Monday, Jan. 10, 1994
Money Angles
By Andrew Tobias
Before I tell you the two cardinal rules of plastic, I've got to tell you about this little gimmick. I'm a fan of AT&T, so I have mixed feelings about revealing it. But until they close the loophole, how can I resist? It wasn't my idea; it comes from Denny Cunningham, a sharp-eyed user of my computer program. And it's this simple: if you have an AT&T Universal MasterCard, as 11 million of us do, and if you pay your balance in full each month, there's no interest charge on cash advances. Just a 2.5% service charge, with a minimum of $2 and a maximum of $20.
At first blush, this may seem no bargain, and on normal transactions it's not. But here's the deal. The ATMS limit you to $400, but by going into a bank that honors MasterCard, as most do, you can grab a cash advance equal to your entire available credit. From a human teller (remember them?). Because of the $20 cap, that 2.5% maxes out at $800. Borrow more, and the effective percentage you pay begins to fall. Say you borrow $2,000. The charge is still $20, which works out to 1%. Borrow $10,000, if your credit limit is that high, and you still pay just $20. (At least until someone at AT&T reads this and changes the rules.)
Now, to borrow $10,000 for a month for $20 is to be paying only two-tenths of 1%, or about 2.4% annualized. That's less than Uncle Sam pays to borrow. And if you take the advance the day after the previous billing cycle closes, you can wind up holding on to that $10,000 for nearly two months without incurring interest. All for $20. In that case, the effective annual rate you're paying is less than 1.5%. Switzerland can't borrow that cheaply!

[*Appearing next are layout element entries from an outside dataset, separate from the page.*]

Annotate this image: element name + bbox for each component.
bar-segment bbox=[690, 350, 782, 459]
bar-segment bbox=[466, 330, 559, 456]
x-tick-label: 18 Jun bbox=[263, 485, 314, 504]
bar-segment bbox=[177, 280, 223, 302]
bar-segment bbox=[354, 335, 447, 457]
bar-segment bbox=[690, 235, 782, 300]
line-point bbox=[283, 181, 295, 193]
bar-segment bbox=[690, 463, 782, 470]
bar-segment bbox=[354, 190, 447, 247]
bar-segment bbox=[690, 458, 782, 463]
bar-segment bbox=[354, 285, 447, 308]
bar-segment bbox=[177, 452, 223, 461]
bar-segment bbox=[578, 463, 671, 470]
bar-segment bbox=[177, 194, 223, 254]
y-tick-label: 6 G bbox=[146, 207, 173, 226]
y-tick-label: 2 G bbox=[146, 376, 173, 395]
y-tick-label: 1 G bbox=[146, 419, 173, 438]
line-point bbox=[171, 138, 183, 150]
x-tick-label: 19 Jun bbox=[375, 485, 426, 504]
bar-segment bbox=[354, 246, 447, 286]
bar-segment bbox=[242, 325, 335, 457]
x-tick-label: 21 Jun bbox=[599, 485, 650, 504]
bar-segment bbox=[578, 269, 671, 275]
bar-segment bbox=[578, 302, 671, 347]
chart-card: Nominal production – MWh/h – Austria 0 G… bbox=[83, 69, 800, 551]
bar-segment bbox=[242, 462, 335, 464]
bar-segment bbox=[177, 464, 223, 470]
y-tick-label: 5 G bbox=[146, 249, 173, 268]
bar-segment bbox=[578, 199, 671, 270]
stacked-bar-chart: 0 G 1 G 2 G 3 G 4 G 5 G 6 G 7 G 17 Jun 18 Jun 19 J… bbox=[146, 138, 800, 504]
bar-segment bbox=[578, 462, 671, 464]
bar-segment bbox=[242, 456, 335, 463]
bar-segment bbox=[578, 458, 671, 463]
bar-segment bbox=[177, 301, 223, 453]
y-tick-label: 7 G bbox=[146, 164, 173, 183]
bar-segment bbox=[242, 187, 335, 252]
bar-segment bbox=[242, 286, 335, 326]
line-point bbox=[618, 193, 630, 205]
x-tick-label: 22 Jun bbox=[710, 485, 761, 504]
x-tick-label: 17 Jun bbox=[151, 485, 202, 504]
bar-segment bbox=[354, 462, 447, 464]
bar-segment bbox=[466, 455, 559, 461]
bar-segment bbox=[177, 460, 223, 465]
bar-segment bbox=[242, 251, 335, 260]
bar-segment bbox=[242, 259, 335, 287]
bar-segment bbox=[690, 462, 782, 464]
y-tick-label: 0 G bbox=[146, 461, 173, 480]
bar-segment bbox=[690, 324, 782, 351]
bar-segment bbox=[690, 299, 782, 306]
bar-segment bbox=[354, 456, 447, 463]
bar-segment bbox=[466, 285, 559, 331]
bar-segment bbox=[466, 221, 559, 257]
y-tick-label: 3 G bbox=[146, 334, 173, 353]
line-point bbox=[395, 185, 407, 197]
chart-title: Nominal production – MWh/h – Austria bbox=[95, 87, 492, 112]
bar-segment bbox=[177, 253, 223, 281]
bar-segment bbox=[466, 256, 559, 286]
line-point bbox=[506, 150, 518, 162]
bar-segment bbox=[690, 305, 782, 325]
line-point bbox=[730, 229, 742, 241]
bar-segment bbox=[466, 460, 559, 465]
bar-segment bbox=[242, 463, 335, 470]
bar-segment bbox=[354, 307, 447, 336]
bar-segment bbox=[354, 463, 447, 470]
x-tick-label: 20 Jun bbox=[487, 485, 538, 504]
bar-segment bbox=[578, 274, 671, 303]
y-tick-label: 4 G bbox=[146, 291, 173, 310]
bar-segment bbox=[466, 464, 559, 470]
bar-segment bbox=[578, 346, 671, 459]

Of course, in terms of actual dollars, this is no way to get rich. Especially when you factor in the time it takes to keep track of it and the ( risk that one day you'll fail to pay off your balance in time and start racking up interest charges. There is also the small matter of what to do with this cheap money once you've borrowed it. Hmmm. You could use it to pay down some higher-interest credit line, at least temporarily, and save a little money that way. You could invest it in whatever you plan to do with your tax refund, only a month early. Or maybe you'd just enjoy seeing the money in your checking account earning enough interest to cover the $20 service charge and impressing both the bank and AT&T with the size of the sums you can responsibly handle. In short: there's probably nothing of any great value you can do with the money, but it's still fun to borrow at 4 points under prime.

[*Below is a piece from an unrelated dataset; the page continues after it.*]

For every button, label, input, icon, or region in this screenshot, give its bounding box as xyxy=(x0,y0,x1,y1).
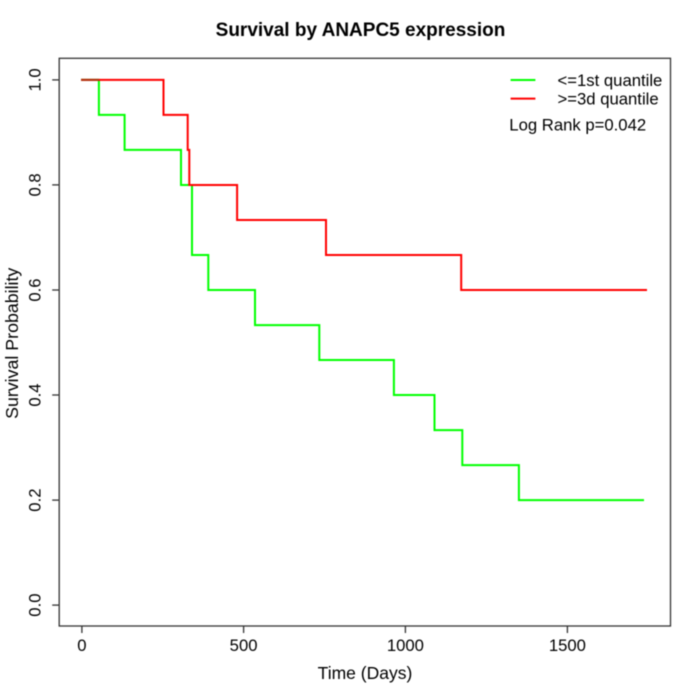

Happily, the past couple of years have seen many credit-card rates fall. If the rate you pay remains high, call the issuer and ask for a lower rate or to have the annual fee waived -- or both. Believe it or not, many credit-card issuers will do this rather than lose you to a lower-priced competitor.
But don't for a moment think that borrowing at 11.9%, say, is a good deal when your savings are earning 2%. Yet that's what the majority of credit-card holders do. They pay a non-tax-deductible 11.9%, or even 18%, on their cards and earn a taxable 3% on their savings.
Citicorp, the nation's largest card issuer, reports a surge of credit-card borrowing this holiday season. Maybe some of it was yours. But the first rule of personal finance (after Never Invest in Anything That Eats or Needs Repairing) is: Use Your Credit Card Only for Convenience, Never as a Plastic Loan Shark.
Rule No. 2: Don't Pay to Use Your Credit Card -- Let Them Pay You. Since from now on you will be paying off your balances in full each month, you won't have to worry about the interest rate the card charges. Instead, you can worry about what goodies you'll get for using it. Frequent-flyer miles can be worth 2 cents to 5 cents each these days, so the cards that give you a mile for each dollar charged are actually giving you a 2% to 5% discount. Before, everything you bought was costing you 18% extra in credit-card interest. Now, because you're paying off all balances in full at the end of each month (even if you had to sell 50 shares in United Gizmo to do it), everything's 2% to 5% off!
Or if you tend to buy your cars new rather than used, get one of those GM or Ford cards that give you 5% credit toward your next purchase. Or a Discover % Card that gives you a small but real cash rebate at the end of the year. They're giving money away -- get something. But remember: the key to it all is to pay your balance in full at the end of each month. If you can't do that -- and it ain't easy -- cut up the card.
Let this New Year's revelation inspire a New Year's resolution and, with it, your own small financial revolution.